„Frau Schubert, bitte geben Sie mir bis Freitag Bescheid, ob wir den Vertrag verlängern. Es gibt weitere Interessenten.“ las sie und erstarrte vor dem möglichen Verlust ihrer Wohnung
Die kleine Beförderung fühlte sich schmerzhaft ungerecht an.
Franziska Schubert verließ das Bürgeramt als Letzte. In den Fensterscheiben des benachbarten Finanzamts spiegelten sich bereits die Straßenlaternen, und hinter ihr drehte der Wachmann den Schlüssel in der gläsernen Eingangstür um.
In ihrer Tasche steckte die Verfügung über ihre Ernennung zur Leiterin des Sachgebiets.
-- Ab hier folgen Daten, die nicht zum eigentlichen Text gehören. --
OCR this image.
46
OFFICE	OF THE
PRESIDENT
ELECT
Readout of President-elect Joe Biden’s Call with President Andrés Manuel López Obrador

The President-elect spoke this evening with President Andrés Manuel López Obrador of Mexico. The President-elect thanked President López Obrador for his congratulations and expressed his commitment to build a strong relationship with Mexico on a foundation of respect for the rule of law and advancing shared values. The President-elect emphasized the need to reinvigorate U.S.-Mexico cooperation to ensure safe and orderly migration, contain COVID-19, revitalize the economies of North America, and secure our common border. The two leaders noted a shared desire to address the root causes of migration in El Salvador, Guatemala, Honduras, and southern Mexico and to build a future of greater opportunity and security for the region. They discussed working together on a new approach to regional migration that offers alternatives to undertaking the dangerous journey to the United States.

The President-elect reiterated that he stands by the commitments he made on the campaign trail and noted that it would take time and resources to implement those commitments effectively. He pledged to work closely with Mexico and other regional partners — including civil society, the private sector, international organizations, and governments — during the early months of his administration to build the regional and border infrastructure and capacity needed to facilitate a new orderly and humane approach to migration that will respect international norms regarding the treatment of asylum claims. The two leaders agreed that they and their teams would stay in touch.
Der Mann aus der Personalabteilung hatte ihr knapp gratuliert, ihre Vorgesetzte hatte ihr die Hand gedrückt und im selben Atemzug an die zusätzlichen Aufgaben erinnert. Trotzdem ging Franziska die Stufen hinunter, als hätte man ihr einen unsichtbaren Stab in den Rücken gelegt.
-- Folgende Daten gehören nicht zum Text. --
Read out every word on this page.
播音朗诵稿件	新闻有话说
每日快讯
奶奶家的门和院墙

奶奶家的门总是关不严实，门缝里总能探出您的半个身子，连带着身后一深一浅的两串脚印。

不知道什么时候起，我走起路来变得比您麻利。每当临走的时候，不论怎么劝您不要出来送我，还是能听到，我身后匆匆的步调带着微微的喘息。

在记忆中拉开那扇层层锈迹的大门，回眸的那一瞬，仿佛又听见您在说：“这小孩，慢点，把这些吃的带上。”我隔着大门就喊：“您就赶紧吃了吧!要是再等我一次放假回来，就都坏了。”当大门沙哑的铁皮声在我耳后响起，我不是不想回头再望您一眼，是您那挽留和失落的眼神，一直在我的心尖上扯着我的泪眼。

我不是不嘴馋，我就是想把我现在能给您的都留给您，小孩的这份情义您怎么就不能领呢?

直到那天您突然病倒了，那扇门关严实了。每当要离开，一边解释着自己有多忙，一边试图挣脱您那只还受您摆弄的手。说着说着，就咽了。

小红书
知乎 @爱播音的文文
Sie war zweiundvierzig. Fast zehn Jahre lang war sie mit Aktenordnern von Büro zu Büro gelaufen, hatte kranke Kolleginnen vertreten, war nach Dienstschluss geblieben und hatte noch mit Besuchern gesprochen, die fünf Minuten vor Ende der Öffnungszeit aufgetaucht waren. Nun sollte an einer Tür ein Schild mit ihrem Namen hängen.
Der Erste, dem sie davon erzählen wollte, war Anton Krüger. Nicht ihre Schwester, nicht die Kolleginnen, nicht einmal die Nachbarin, mit der sie beinahe jeden Abend Nachrichten austauschte. Ihr Mann.
An der Haltestelle hatte die kleine Konditorei noch geöffnet. Franziska kaufte eine Honigtorte mit Nüssen, genau die, die Anton zu Feiertagen meistens aussuchte. Die Verkäuferin schob die Schachtel in eine feste Tragetasche und bat sie, den Kuchen möglichst gerade zu halten.

Im Bus stellte Franziska die Torte vorsichtig auf ihre Knie und holte das Handy hervor. Sie wollte Anton schreiben, dass sie bald zu Hause sei, löschte den angefangenen Satz jedoch wieder. Dabei fiel ihr eine Nachricht von Sabine Lange auf, der Vermieterin.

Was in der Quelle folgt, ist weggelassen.